On Thursday nights during the summer, the hotel also hosts “Bike Night,” a rotating event that highlights a different bike each time, such as British motorcycles or cafe racers.

21c Museum Hotels
Louisville, Kentucky — Cincinnati — Bentonville, Arkansas
When husband-and-wife team Steve Wilson and Laura Lee Brown — both avid collectors and Brown herself an artist — founded 21c Museum Hotels in 2006, they wanted to create a vehicle in their hometown for both community revitalization and contemporary art. They did so by converting five historic tobacco and bourbon warehouses in downtown Louisville, Kentucky, into the first 21c hotel. The hotel opened in 2006 with 90 guest rooms and a 9,000-square-foot art gallery that is open to the public day and night.

“Laura and Steve are all about sharing new art with the public in new ways,” said Stephanie Greene, director of public relations for 21c Museum Hotels.

The marriage of boutique hotel and contemporary art museum proved so successful that Brown and Wilson opened a second hotel in Cincinnati in the renovated 100-year-old Metropole Hotel, followed by a third hotel — the only one that is new construction — near Crystal Bridges Museum of American Art in Bentonville, Arkansas.
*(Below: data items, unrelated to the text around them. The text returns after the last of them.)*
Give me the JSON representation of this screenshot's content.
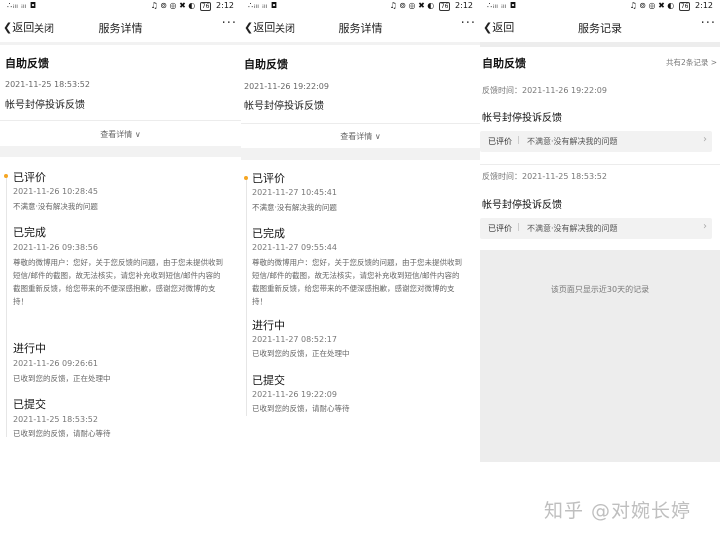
{
  "status_bar": {
    "left": "∴ᵢₗₗ ᵢₗₗ ◘",
    "right": "♫ ⊚ ◎ ✖ ◐",
    "battery": "76",
    "time": "2:12"
  },
  "panel1": {
    "nav": {
      "back": "返回",
      "close": "关闭",
      "title": "服务详情",
      "more": "···"
    },
    "header": {
      "title": "自助反馈",
      "time": "2021-11-25 18:53:52",
      "category": "帐号封停投诉反馈",
      "view_details": "查看详情 ∨"
    },
    "timeline": [
      {
        "title": "已评价",
        "time": "2021-11-26 10:28:45",
        "text": [
          "不满意·没有解决我的问题"
        ]
      },
      {
        "title": "已完成",
        "time": "2021-11-26 09:38:56",
        "text": [
          "尊敬的微博用户：您好，关于您反馈的问题，由于您未提供收到",
          "短信/邮件的截图，故无法核实，请您补充收到短信/邮件内容的",
          "截图重新反馈，给您带来的不便深感抱歉，感谢您对微博的支",
          "持！"
        ]
      },
      {
        "title": "进行中",
        "time": "2021-11-26 09:26:61",
        "text": [
          "已收到您的反馈，正在处理中"
        ]
      },
      {
        "title": "已提交",
        "time": "2021-11-25 18:53:52",
        "text": [
          "已收到您的反馈，请耐心等待"
        ]
      }
    ]
  },
  "panel2": {
    "nav": {
      "back": "返回",
      "close": "关闭",
      "title": "服务详情",
      "more": "···"
    },
    "header": {
      "title": "自助反馈",
      "time": "2021-11-26 19:22:09",
      "category": "帐号封停投诉反馈",
      "view_details": "查看详情 ∨"
    },
    "timeline": [
      {
        "title": "已评价",
        "time": "2021-11-27 10:45:41",
        "text": [
          "不满意·没有解决我的问题"
        ]
      },
      {
        "title": "已完成",
        "time": "2021-11-27 09:55:44",
        "text": [
          "尊敬的微博用户：您好，关于您反馈的问题，由于您未提供收到",
          "短信/邮件的截图，故无法核实，请您补充收到短信/邮件内容的",
          "截图重新反馈，给您带来的不便深感抱歉，感谢您对微博的支",
          "持！"
        ]
      },
      {
        "title": "进行中",
        "time": "2021-11-27 08:52:17",
        "text": [
          "已收到您的反馈，正在处理中"
        ]
      },
      {
        "title": "已提交",
        "time": "2021-11-26 19:22:09",
        "text": [
          "已收到您的反馈，请耐心等待"
        ]
      }
    ]
  },
  "panel3": {
    "nav": {
      "back": "返回",
      "title": "服务记录",
      "more": "···"
    },
    "header": {
      "title": "自助反馈",
      "count": "共有2条记录 >"
    },
    "records": [
      {
        "time_line": "反馈时间：2021-11-26 19:22:09",
        "category": "帐号封停投诉反馈",
        "status": "已评价",
        "sep": "|",
        "eval": "不满意·没有解决我的问题",
        "arrow": "›"
      },
      {
        "time_line": "反馈时间：2021-11-25 18:53:52",
        "category": "帐号封停投诉反馈",
        "status": "已评价",
        "sep": "|",
        "eval": "不满意·没有解决我的问题",
        "arrow": "›"
      }
    ],
    "notice": "该页面只显示近30天的记录"
  },
  "watermark": "知乎 @对婉长婷",
  "colors": {
    "accent_dot": "#f5a623",
    "page_bg": "#f2f2f2",
    "card_bg": "#ffffff"
  }
}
Two more 21c Museum Hotels are slated to open in 2015. Crews will renovate a historic bank building in Lexington, Kentucky, to house the hotel, and the Durham, North Carolina, hotel will be in a restored 1930s building dripping with Art Deco details.

Architect Deborah Berke designs each hotel and incorporates historic features, as well as commissioned, site-specific art installations, at each property. For example, at the Cincinnati hotel, a “grimy, exterior air shaft” was turned into an interior art piece, Greene said. If guests look up at the lobby ceiling, they find an airshaft that soars from the second floor to the top floor filled with fiber-optic tapestries that a Danish artist wove on a loom.

Every year, 21c’s curator organizes two major rotating art exhibits at each hotel, as well as some smaller rotating exhibits. The hotels also host community cultural events such as poetry readings and yoga workshops to share the buildings and the art with the public.

“At 21c, you are surrounded by contemporary art, even if you’re not in the gallery,” Greene said. “It’s in the restaurant, it’s in the hallway, it’s in the elevator lobby. People are really engaged with art.”